Korea lies in the shadow between the twin prominences of World War II (which Brady and his buddies, locked in struggles as bitter as any it had offered, nonetheless knew as the Big War) and Vietnam. In many ways, it looked forward to the latter contest: American soldiers and equipment mired in Asia, engaged not quite in a real war but in a “conflict,” or, as the Korea-born phrase had it, a “police action.” When in 1953, General Mark Clark signed the treaty that ended it, he said, “I return with feelings of misgivings from my third war—I was the first American commander to put his signature to a paper ending a war when we did not win it.” He might have drawn some comfort thinking of the negotiators who had extricated America from the War of 1812 or, for that matter, of Robert E. Lee, but it is not hard to understand his dismay, writing his name there in the waning light of the Big War.
Clark might also have liked hearing what one victor of that most decisive of conflicts had to say. Asked that same year by a reporter about his views “on the present stalemate in Korea,” Winston Churchill replied, “Better a stalemate than a checkmate.”
That amazing, perpetually backward-looking figure who could from time to time see forward with world-saving clarity had, in his aside, economically articulated the strategy that would eventually prevail in the Cold War.
And now that the Cold War is over, perhaps its great inaugural battle is beginning to be better remembered. St. Martin’s Press has just reissued The Coldest War to accompany the publication of The Marines of Autumn, Brady’s somber and engrossing new novel about the retreat from Chosin.

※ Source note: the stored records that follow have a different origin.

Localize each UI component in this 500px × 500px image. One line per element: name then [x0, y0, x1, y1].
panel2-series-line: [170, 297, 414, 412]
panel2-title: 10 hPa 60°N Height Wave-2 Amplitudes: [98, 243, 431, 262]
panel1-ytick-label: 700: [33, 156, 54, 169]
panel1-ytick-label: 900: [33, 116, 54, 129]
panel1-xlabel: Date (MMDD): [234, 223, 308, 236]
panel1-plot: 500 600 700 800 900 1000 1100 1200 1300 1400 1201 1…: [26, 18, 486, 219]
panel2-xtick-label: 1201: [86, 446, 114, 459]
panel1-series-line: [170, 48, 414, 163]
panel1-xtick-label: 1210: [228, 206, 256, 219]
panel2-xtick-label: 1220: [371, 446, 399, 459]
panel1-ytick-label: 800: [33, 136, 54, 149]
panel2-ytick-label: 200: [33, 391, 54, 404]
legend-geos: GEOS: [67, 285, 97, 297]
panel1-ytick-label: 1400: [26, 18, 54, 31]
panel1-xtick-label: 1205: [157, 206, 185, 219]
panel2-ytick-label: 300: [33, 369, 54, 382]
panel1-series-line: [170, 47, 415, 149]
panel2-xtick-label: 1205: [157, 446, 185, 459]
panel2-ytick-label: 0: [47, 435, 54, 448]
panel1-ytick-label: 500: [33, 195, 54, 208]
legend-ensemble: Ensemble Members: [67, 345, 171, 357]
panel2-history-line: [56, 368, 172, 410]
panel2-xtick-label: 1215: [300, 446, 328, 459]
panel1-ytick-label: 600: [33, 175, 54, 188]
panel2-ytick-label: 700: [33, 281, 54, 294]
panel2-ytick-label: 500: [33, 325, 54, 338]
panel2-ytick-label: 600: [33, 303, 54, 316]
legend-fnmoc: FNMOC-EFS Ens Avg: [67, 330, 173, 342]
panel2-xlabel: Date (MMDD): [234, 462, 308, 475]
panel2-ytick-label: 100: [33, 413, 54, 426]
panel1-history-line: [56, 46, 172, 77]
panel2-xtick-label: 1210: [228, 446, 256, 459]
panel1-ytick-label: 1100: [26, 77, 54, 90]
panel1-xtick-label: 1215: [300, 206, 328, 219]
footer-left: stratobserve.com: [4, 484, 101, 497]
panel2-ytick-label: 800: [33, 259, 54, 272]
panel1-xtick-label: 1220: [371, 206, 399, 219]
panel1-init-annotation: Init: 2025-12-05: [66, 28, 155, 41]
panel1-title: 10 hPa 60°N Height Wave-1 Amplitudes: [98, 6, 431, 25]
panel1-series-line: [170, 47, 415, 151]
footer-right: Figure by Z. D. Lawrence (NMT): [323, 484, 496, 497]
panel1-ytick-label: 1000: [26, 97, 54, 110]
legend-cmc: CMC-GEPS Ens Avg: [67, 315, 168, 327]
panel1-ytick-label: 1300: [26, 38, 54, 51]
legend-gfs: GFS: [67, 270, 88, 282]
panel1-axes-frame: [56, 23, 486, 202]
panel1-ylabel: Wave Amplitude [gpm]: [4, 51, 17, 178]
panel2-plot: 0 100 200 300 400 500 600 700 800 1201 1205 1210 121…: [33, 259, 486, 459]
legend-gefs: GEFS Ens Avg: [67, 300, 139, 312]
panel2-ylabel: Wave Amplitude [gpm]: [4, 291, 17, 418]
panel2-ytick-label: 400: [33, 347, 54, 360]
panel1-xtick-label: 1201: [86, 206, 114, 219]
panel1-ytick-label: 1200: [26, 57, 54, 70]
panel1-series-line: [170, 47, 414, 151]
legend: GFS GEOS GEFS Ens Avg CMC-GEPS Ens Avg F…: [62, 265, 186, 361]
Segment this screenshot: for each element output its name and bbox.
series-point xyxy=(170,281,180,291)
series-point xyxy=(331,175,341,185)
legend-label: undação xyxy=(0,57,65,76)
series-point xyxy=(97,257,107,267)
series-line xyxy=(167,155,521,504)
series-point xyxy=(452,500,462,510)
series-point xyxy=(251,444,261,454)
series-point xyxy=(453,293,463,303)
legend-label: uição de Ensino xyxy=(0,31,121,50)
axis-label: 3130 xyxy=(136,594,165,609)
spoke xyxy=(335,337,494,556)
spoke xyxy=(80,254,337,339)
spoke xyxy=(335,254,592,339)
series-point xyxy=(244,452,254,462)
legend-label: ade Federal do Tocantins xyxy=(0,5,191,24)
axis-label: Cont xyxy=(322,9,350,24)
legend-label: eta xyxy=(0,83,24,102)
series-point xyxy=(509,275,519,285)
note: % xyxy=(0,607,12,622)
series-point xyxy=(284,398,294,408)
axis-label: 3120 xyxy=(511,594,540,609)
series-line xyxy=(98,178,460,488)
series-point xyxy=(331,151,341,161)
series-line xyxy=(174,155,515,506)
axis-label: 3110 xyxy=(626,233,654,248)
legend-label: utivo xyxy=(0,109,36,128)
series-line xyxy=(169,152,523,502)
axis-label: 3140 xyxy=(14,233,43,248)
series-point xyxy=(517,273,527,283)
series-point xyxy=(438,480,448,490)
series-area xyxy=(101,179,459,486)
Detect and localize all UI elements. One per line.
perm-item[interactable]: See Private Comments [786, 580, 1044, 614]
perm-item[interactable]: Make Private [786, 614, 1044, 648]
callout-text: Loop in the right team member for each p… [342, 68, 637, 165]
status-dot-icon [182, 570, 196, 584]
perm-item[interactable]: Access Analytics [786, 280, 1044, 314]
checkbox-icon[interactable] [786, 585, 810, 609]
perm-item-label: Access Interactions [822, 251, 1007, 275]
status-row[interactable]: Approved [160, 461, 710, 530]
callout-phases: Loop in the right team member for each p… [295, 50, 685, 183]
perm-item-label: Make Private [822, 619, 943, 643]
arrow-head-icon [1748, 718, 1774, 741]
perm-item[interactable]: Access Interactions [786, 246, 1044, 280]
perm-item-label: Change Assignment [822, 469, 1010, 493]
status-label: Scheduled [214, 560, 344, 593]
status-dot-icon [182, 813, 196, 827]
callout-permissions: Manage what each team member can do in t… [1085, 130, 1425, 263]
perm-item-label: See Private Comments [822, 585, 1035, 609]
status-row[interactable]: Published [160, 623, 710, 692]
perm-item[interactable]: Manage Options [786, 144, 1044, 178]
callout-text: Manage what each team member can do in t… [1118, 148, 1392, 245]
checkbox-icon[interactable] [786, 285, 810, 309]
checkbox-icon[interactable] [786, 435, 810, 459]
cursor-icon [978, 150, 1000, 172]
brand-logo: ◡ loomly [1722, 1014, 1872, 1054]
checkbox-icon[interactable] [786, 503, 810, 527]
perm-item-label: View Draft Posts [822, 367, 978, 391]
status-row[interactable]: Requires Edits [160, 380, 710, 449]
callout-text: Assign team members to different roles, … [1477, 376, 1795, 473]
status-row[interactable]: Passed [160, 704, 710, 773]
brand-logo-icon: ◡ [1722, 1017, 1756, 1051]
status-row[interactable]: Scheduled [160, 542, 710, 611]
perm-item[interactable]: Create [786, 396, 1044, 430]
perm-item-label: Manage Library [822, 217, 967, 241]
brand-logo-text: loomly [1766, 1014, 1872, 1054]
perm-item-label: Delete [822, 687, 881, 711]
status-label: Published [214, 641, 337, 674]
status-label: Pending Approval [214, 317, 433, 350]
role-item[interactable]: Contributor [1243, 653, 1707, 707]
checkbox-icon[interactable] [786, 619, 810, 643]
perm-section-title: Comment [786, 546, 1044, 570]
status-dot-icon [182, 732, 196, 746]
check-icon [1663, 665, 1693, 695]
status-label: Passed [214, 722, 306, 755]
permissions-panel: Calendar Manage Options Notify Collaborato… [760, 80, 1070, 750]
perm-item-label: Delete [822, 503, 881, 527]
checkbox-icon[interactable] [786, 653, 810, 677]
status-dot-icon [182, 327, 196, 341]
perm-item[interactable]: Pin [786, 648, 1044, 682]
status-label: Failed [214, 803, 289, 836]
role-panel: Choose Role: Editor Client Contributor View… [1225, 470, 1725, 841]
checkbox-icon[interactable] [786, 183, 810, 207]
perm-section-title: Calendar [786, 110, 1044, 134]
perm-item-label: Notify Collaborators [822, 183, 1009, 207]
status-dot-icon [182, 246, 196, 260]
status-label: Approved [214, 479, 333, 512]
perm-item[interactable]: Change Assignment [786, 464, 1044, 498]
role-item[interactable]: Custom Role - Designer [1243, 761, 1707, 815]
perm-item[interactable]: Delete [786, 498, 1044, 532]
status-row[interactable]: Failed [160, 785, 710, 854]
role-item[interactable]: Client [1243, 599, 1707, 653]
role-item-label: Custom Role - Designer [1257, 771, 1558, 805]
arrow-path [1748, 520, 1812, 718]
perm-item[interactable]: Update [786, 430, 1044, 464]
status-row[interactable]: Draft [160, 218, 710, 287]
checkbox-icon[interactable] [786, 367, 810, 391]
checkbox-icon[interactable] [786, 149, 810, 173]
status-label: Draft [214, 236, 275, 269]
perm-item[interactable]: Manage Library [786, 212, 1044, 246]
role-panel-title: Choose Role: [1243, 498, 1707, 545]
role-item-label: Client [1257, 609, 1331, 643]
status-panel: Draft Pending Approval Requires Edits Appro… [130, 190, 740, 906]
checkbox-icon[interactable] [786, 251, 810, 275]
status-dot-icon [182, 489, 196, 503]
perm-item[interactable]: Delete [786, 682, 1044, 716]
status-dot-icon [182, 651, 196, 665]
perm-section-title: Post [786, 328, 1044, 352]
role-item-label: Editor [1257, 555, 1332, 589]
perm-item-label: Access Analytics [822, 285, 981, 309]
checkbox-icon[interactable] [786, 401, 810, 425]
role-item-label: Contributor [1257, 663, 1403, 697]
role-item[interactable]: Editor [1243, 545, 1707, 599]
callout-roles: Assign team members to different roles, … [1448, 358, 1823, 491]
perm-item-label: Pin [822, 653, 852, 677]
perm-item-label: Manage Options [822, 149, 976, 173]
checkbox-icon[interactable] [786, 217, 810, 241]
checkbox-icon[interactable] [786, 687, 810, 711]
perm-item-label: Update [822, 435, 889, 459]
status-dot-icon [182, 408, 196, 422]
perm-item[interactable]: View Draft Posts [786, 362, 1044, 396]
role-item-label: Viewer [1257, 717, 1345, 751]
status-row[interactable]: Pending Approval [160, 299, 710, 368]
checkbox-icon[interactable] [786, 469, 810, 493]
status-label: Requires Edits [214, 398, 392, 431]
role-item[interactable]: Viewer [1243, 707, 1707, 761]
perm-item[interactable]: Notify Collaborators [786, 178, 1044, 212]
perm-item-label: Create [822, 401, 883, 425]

Korean War veterans have their own monument now in Washington, D.C. (although Stanley Weintraub, the veteran who wrote the anniversary essay on the war’s outbreak that ran in our last May/June issue, finds the soldiers in it a bit too luxuriously equipped), and even the two Koreas themselves have recently captured the world’s interest by warming toward each other for the first time in decades.
Of course, some never “forgot” the war at all. Among them is David Douglas Duncan, who is generally acknowledged to have taken the best pictures ever of Americans in combat. Fifty years ago, he and his camera joined the Marines during their freezing Iliad, and it is his pictures that crowded Private First Class Wasson and Lieutenant Colonel Page out of Robert Moskin’s narrative.
Slogging south one December day, Duncan came upon the exhausted trooper on the opposite page, prodding at the frozen contents of a can of beans. The incessant wind dropped for a moment, and Duncan broke the silence to ask a question: “If I were God, what would you want for Christmas?” The Marine lifted his eyes and said: “Give me Tomorrow.”
Duncan never asked the man his name, but, in a sense, he gave all his subjects tomorrow.